When we arrived, smugly clutching our Ikea Home Planner printout, with 20 minutes to spare before opening time, we were quickly taken down a notch by the sight of a good two dozen brave souls already installed in an orderly queue before the entrance. These people must be the experts. They had that hardened look of those that have seen frontline action before. They had what it takes. They hadn't gone for that extra 5 minutes in bed after the alarm went off, or that second cup of coffee. When the doors finally opened our worst fears were confirmed. We followed blindly behind, realising that we were in fact like new born lambs to the whole thing. These people before us, bunched up in a fast moving scrum and rapidly disappearing behind a distant line of Billies, had already discovered the Swedish furniture shop equivalent of the Northwest Passage. Borrowing routes previously only known to the yellow and blue clad indigens they led us on a trail behind 'babychange facility', across '25m² studio for cash strapped student', through 'finance waiting' directly to Faktum Land and a numbered ticket. All this without the use of any visible hand held navigation system. (GPS doesn't get a signal in Ikea).
From the front door stampede at 10am to the obligatory post trauma cup of tea it was 7 hours of hell without the help of a phrase book or even a break for a reindeer burger.
The overall experience was akin to having been the unwitting victim of a Walace and Gromit style assembly line without the advantage of a conveyor belt.
Eventually we were spat out onto a 1 in 8 loading bay ramp with 250Kilos of flat pack on a runaway trolley in search of our hire van.

The Client
drove, and I was Mr Shifter.

Don't forget to tighten the screws.

Friday 6 November 2009

ticking over




Not getting the respect you deserve at home? take some advice:

Man Tools

Remember it'll soon be Xmas.

Thursday 1 October 2009

Wave goodbye


This is the last photo taken before the larger than expected wave took me by surprise and permanently compromised the circuitry of my camera.

This, amongst other things, in part explains the recent lack of posting.

Interior joinery is now underway. The Skater has a partition and door to his room. A real kitchen has been promised for Xmas. The actual kitchen is made up of IKEA 'faktum' base units with no doors, which prompted the following heartfelt sarcastic comment from one architect’s SO (significant other) that visited recently: ‘oh, you’ve got an architect designed kitchen!.

The first furniture has been ordered by The Client. She has white card (carte blanche - ours avec moi) on choice and colour – the trade off for giving The Architect a free hand on the house itself. A lot of self doubt has been expressed since the order went in but I’m sure it’ll be just fine. We have 8 weeks to wait.

Monday 29 June 2009

hot off the press


The scaffolding team arrive at seven. They are five. I am one. It is twenty going on thirty....

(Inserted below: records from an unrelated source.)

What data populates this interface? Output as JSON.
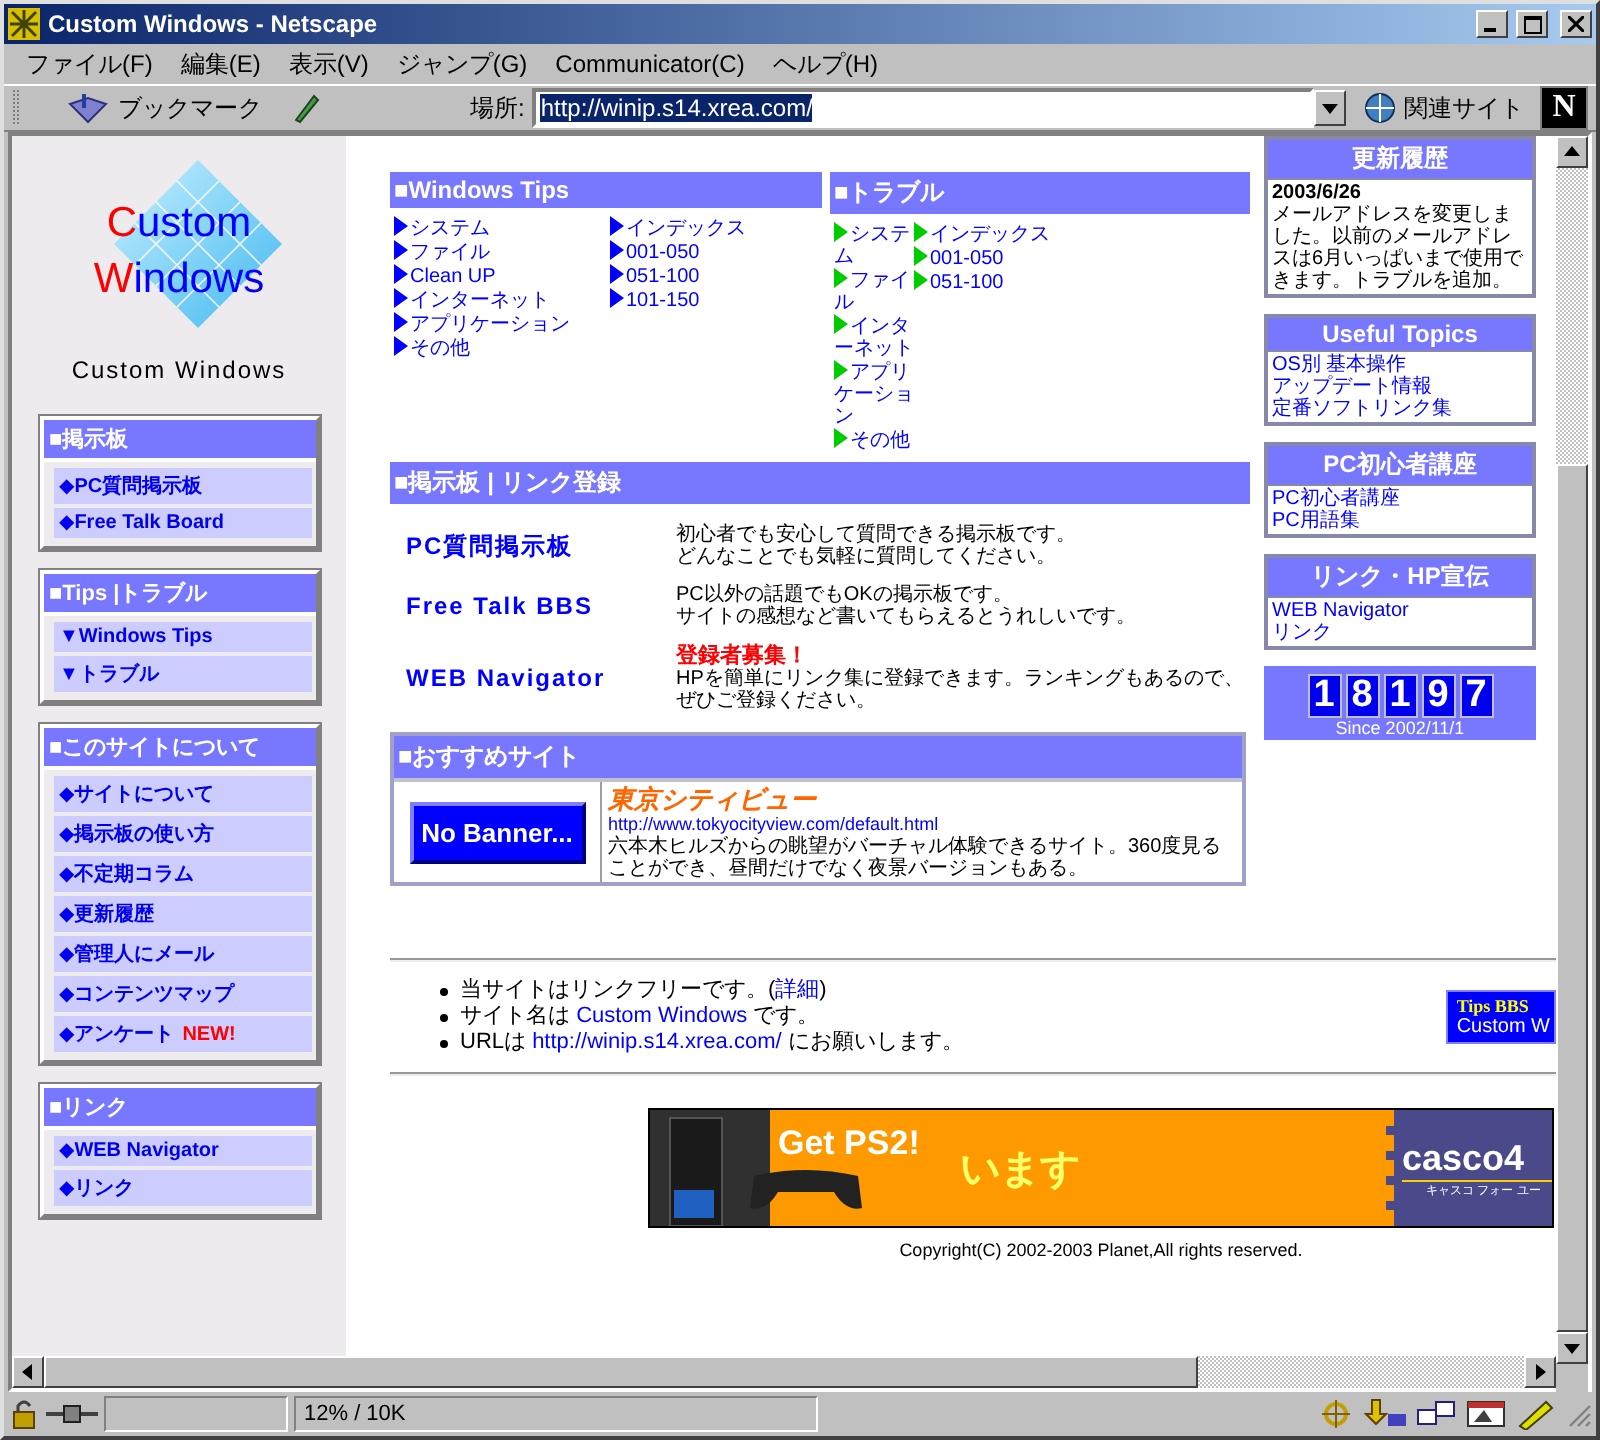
{
  "window": {
    "title": "Custom Windows - Netscape"
  },
  "menu": [
    "ファイル(F)",
    "編集(E)",
    "表示(V)",
    "ジャンプ(G)",
    "Communicator(C)",
    "ヘルプ(H)"
  ],
  "toolbar": {
    "bookmarks": "ブックマーク",
    "location_label": "場所:",
    "url": "http://winip.s14.xrea.com/",
    "url_selected": true,
    "related": "関連サイト",
    "logo": "N"
  },
  "sidebar": {
    "logo": {
      "line1": "Custom",
      "line2": "Windows",
      "caption": "Custom Windows"
    },
    "boxes": [
      {
        "title": "■掲示板",
        "items": [
          {
            "label": "◆PC質問掲示板"
          },
          {
            "label": "◆Free Talk Board"
          }
        ]
      },
      {
        "title": "■Tips |トラブル",
        "items": [
          {
            "label": "▼Windows Tips"
          },
          {
            "label": "▼トラブル"
          }
        ]
      },
      {
        "title": "■このサイトについて",
        "items": [
          {
            "label": "◆サイトについて"
          },
          {
            "label": "◆掲示板の使い方"
          },
          {
            "label": "◆不定期コラム"
          },
          {
            "label": "◆更新履歴"
          },
          {
            "label": "◆管理人にメール"
          },
          {
            "label": "◆コンテンツマップ"
          },
          {
            "label": "◆アンケート",
            "badge": "NEW!"
          }
        ]
      },
      {
        "title": "■リンク",
        "items": [
          {
            "label": "◆WEB Navigator"
          },
          {
            "label": "◆リンク"
          }
        ]
      }
    ]
  },
  "tips": [
    {
      "title": "■Windows Tips",
      "kind": "wide",
      "color": "#0000ff",
      "columns": [
        [
          "システム",
          "ファイル",
          "Clean UP",
          "インターネット",
          "アプリケーション",
          "その他"
        ],
        [
          "インデックス",
          "001-050",
          "051-100",
          "101-150"
        ]
      ]
    },
    {
      "title": "■トラブル",
      "kind": "narrow",
      "color": "#00cc00",
      "columns": [
        [
          "システム",
          "ファイル",
          "インターネット",
          "アプリケーション",
          "その他"
        ],
        [
          "インデックス",
          "001-050",
          "051-100"
        ]
      ]
    }
  ],
  "bbs": {
    "title": "■掲示板 | リンク登録",
    "rows": [
      {
        "name": "PC質問掲示板",
        "description": [
          "初心者でも安心して質問できる掲示板です。",
          "どんなことでも気軽に質問してください。"
        ]
      },
      {
        "name": "Free Talk BBS",
        "description": [
          "PC以外の話題でもOKの掲示板です。",
          "サイトの感想など書いてもらえるとうれしいです。"
        ]
      },
      {
        "name": "WEB Navigator",
        "notice": "登録者募集！",
        "description": [
          "HPを簡単にリンク集に登録できます。ランキングもあるので、ぜひご登録ください。"
        ]
      }
    ]
  },
  "recommend": {
    "title": "■おすすめサイト",
    "banner": "No Banner...",
    "site_name": "東京シティビュー",
    "url": "http://www.tokyocityview.com/default.html",
    "description": "六本木ヒルズからの眺望がバーチャル体験できるサイト。360度見ることができ、昼間だけでなく夜景バージョンもある。"
  },
  "updates": {
    "title": "更新履歴",
    "date": "2003/6/26",
    "text": "メールアドレスを変更しました。以前のメールアドレスは6月いっぱいまで使用できます。トラブルを追加。"
  },
  "link_boxes": [
    {
      "title": "Useful Topics",
      "links": [
        "OS別 基本操作",
        "アップデート情報",
        "定番ソフトリンク集"
      ]
    },
    {
      "title": "PC初心者講座",
      "links": [
        "PC初心者講座",
        "PC用語集"
      ]
    },
    {
      "title": "リンク・HP宣伝",
      "links": [
        "WEB Navigator",
        "リンク"
      ]
    }
  ],
  "counter": {
    "digits": [
      "1",
      "8",
      "1",
      "9",
      "7"
    ],
    "since": "Since 2002/11/1"
  },
  "footer": {
    "items": [
      {
        "before": "当サイトはリンクフリーです。(",
        "link": "詳細",
        "after": ")"
      },
      {
        "before": "サイト名は ",
        "link": "Custom Windows",
        "after": "  です。"
      },
      {
        "before": "URLは ",
        "link": "http://winip.s14.xrea.com/",
        "after": " にお願いします。"
      }
    ],
    "badge": {
      "line1": "Tips BBS",
      "line2": "Custom W"
    },
    "ad": {
      "headline": "Get PS2!",
      "slogan": "います",
      "brand": "casco4",
      "brand_kana": "キャスコ フォー ユー"
    },
    "copyright": "Copyright(C) 2002-2003 Planet,All rights reserved."
  },
  "status": {
    "text": "12% / 10K"
  }
}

The scaffolding is attached to the house with an anchor every 20 square metres. As the façade progressed I worked around the anchors leaving holes in first the insulation and then the timber cladding. These holes now need to be filled as the scaffolding is taken down. So I fill in the missing bits as the scaffolding comes down around around my ears. My terra firma for the last 4 months starts swaying like an enormous jelly. I'm so used to my giant solid steel shelving system that the first time it sways I swear blind I'm pushing the house over with the screw I'm driving home.

By three all is finished.....

Everyone, with the exception of the cat, is pleased to see the scaffolding go.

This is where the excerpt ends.